Les détracteurs de Berlusconi le voyaient comme quelqu’un qui est entré en politique pour protéger ses intérêts commerciaux et n’a pas réussi à mettre en place de solides réformes économiques comme promis lors des campagnes électorales.

“Il n’y a eu que des résultats partiels en termes de coupes budgétaires mais rien de très structurel”, a déclaré Castellani, ajoutant que le magnat était également gêné par son ego qui l’empêchait de nommer un successeur et de créer une classe dirigeante qui pourrait lui survivre.

“Il a également passé des années à se défendre dans des procès, à défendre les intérêts de son empire médiatique tout en sacrifiant les réformes pour se défendre, son consensus politique et ses intérêts personnels”, a ajouté Castellani.

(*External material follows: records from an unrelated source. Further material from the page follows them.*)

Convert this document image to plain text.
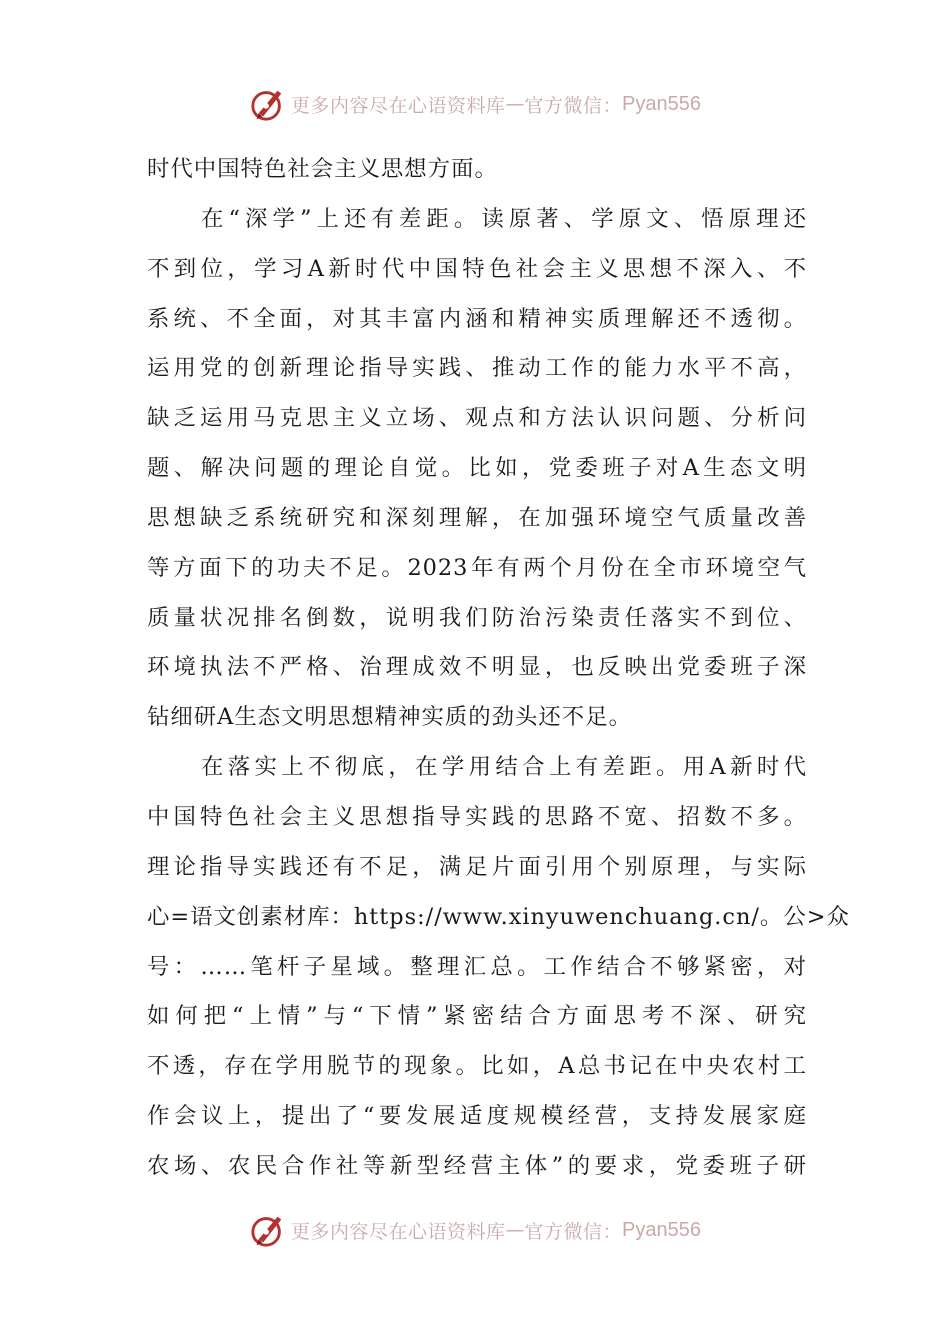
更多内容尽在心语资料库 — 官方微信： Pyan556
时代中国特色社会主义思想方面。
在“深学”上还有差距。读原著、学原文、悟原理还
不到位，学习A新时代中国特色社会主义思想不深入、不
系统、不全面，对其丰富内涵和精神实质理解还不透彻。
运用党的创新理论指导实践、推动工作的能力水平不高，
缺乏运用马克思主义立场、观点和方法认识问题、分析问
题、解决问题的理论自觉。比如，党委班子对A生态文明
思想缺乏系统研究和深刻理解，在加强环境空气质量改善
等方面下的功夫不足。2023年有两个月份在全市环境空气
质量状况排名倒数，说明我们防治污染责任落实不到位、
环境执法不严格、治理成效不明显，也反映出党委班子深
钻细研A生态文明思想精神实质的劲头还不足。
在落实上不彻底，在学用结合上有差距。用A新时代
中国特色社会主义思想指导实践的思路不宽、招数不多。
理论指导实践还有不足，满足片面引用个别原理，与实际
心=语文创素材库：https://www.xinyuwenchuang.cn/。公>众
号：……笔杆子星域。整理汇总。工作结合不够紧密，对
如何把“上情”与“下情”紧密结合方面思考不深、研究
不透，存在学用脱节的现象。比如，A总书记在中央农村工
作会议上，提出了“要发展适度规模经营，支持发展家庭
农场、农民合作社等新型经营主体”的要求，党委班子研
更多内容尽在心语资料库 — 官方微信： Pyan556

Figure de division dans la vie, Berlusconi a également réussi à déclencher des controverses après sa mort. L’annonce par le gouvernement d’une journée de deuil national – un honneur qui n’est accordé à aucun autre ancien premier ministre – a suscité quelques critiques.

“Nous ne devons pas oublier que certaines de ses actions n’avaient aucun respect pour l’État qu’il représentait”, a déclaré le sénateur Andrea Crisanti, qui s’opposait fermement aux distinctions nationales.

Rosy Bindi, ancienne chef de la Commission antimafia, a déclaré que c’était “inopportun” pour “une personne aussi controversée que Berlusconi” et le quotidien Repubblica a qualifié la “fermeture institutionnelle” d'”extrême”.